Mark Gunderson is also an Architectural Historian of Note

Dallas and Texas Architect

A Fort Worth architect, Mark Gunderson has had much influence on Dallas, both from his work as a juror on award committees to his presidency of the Dallas Architectural Foundation. Mark Gunderson is a modernist who designs perfectly executed buildings and an architectural historian who illuminates the work around us. Currently, he is designing several homes in the region and working as co-author to Buildings of Texas, a new 700 page volume in the series Buildings of the United States published by Oxford Press.


Example of Homes Architect Mark Gunderson Designed

Bishop Arts Photography Studio

The project remodels and expands an existing photography studio in a 1910’s brick commercial building located in an arts district / revitalization area in Dallas. The one-story spaces have concrete floors, original pressed metal ceilings and painted wood storefront. The building consists of five linear bays with simple-span wood framing transverse across masonry bearing walls, of which the studio project is an expansion from two bays to four.

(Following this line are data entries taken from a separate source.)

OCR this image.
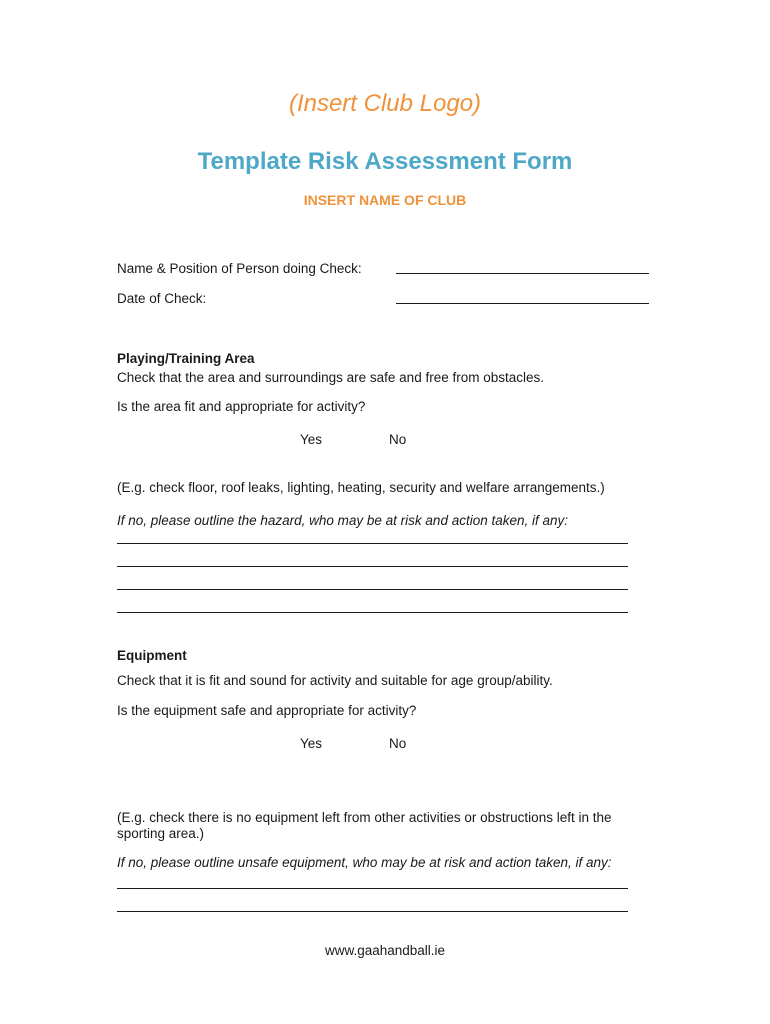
(Insert Club Logo)
Template Risk Assessment Form
INSERT NAME OF CLUB
Name & Position of Person doing Check:
Date of Check:
Playing/Training Area
Check that the area and surroundings are safe and free from obstacles.
Is the area fit and appropriate for activity?
Yes	No
(E.g. check floor, roof leaks, lighting, heating, security and welfare arrangements.)
If no, please outline the hazard, who may be at risk and action taken, if any:
Equipment
Check that it is fit and sound for activity and suitable for age group/ability.
Is the equipment safe and appropriate for activity?
Yes	No
(E.g. check there is no equipment left from other activities or obstructions left in the sporting area.)
If no, please outline unsafe equipment, who may be at risk and action taken, if any:
www.gaahandball.ie
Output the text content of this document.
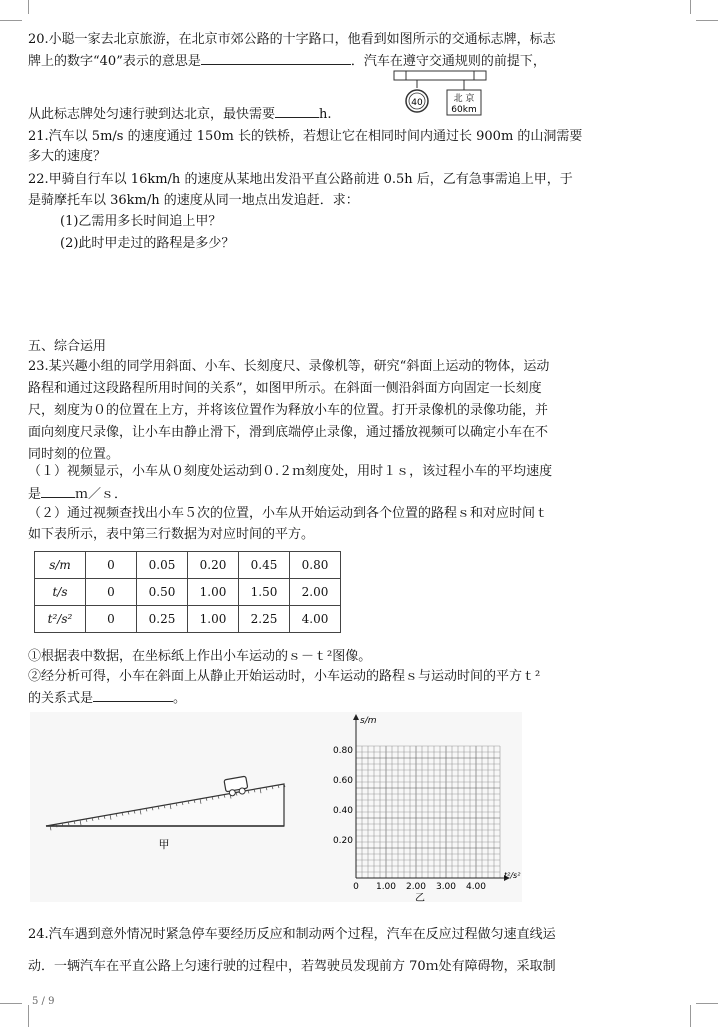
20.小聪一家去北京旅游，在北京市郊公路的十字路口，他看到如图所示的交通标志牌，标志
牌上的数字“40”表示的意思是	．汽车在遵守交通规则的前提下，
40	北 京
60km
从此标志牌处匀速行驶到达北京，最快需要	h.
21.汽车以 5m/s 的速度通过 150m 长的铁桥，若想让它在相同时间内通过长 900m 的山洞需要
多大的速度？
22.甲骑自行车以 16km/h 的速度从某地出发沿平直公路前进 0.5h 后，乙有急事需追上甲，于
是骑摩托车以 36km/h 的速度从同一地点出发追赶．求：
(1)乙需用多长时间追上甲？
(2)此时甲走过的路程是多少？
五、综合运用
23.某兴趣小组的同学用斜面、小车、长刻度尺、录像机等，研究“斜面上运动的物体，运动
路程和通过这段路程所用时间的关系”，如图甲所示。在斜面一侧沿斜面方向固定一长刻度
尺，刻度为０的位置在上方，并将该位置作为释放小车的位置。打开录像机的录像功能，并
面向刻度尺录像，让小车由静止滑下，滑到底端停止录像，通过播放视频可以确定小车在不
同时刻的位置。
（１）视频显示，小车从０刻度处运动到０.２ｍ刻度处，用时１ｓ，该过程小车的平均速度
是	ｍ／ｓ．
（２）通过视频查找出小车５次的位置，小车从开始运动到各个位置的路程ｓ和对应时间ｔ
如下表所示，表中第三行数据为对应时间的平方。
s/m	0	0.05	0.20	0.45	0.80
t/s	0	0.50	1.00	1.50	2.00
t²/s²	0	0.25	1.00	2.25	4.00
①根据表中数据，在坐标纸上作出小车运动的ｓ－ｔ²图像。
②经分析可得，小车在斜面上从静止开始运动时，小车运动的路程ｓ与运动时间的平方ｔ²
的关系式是	。
甲
s/m
t²/s²
0.80
0.60
0.40
0.20
0 1.00 2.00 3.00 4.00
乙
24.汽车遇到意外情况时紧急停车要经历反应和制动两个过程，汽车在反应过程做匀速直线运
动．一辆汽车在平直公路上匀速行驶的过程中，若驾驶员发现前方 70ｍ处有障碍物，采取制
5 / 9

Mark Gunderson Residence at Eagle Mountain Lake

The site is a wooded bluff which slopes thirty-five feet to the lake below and included an existing boat dock. After considerable discussion regarding the clients interest in boats, boatbuilding and wood construction techniques ( Shinto and Shaker joinery ) a concept was derived which placed two wood-sheathed volumes at 90 degrees to one another upon sandstone plinths which continued existing curved retaining walls into the house form.


Mark Gunderson Designed Oak Cliff Addition


Mark Gunderson Parker County Residence

This tripartite limestone construction is situated at the edge of a fifty-foot rock bluff overlooking the floodplain of the West Fork of the Trinity River. Its basic formal disposition and section derives from the distant view to the west and the adjacent wooded areas to the east as well as an architectural idea regarding the “refinement” of the bluff as it is engaged and then reconfigured and redefined by the house.


House on the Pecos River

The house is located in remote southwest Texas, on a limestone bluff 240 feet above a bend on the Pecos River. The Rio Grande River and Mexico are less than two miles to the south and the area, known as Schumla Bend, is rich with ancient pictographs and Indian artifacts.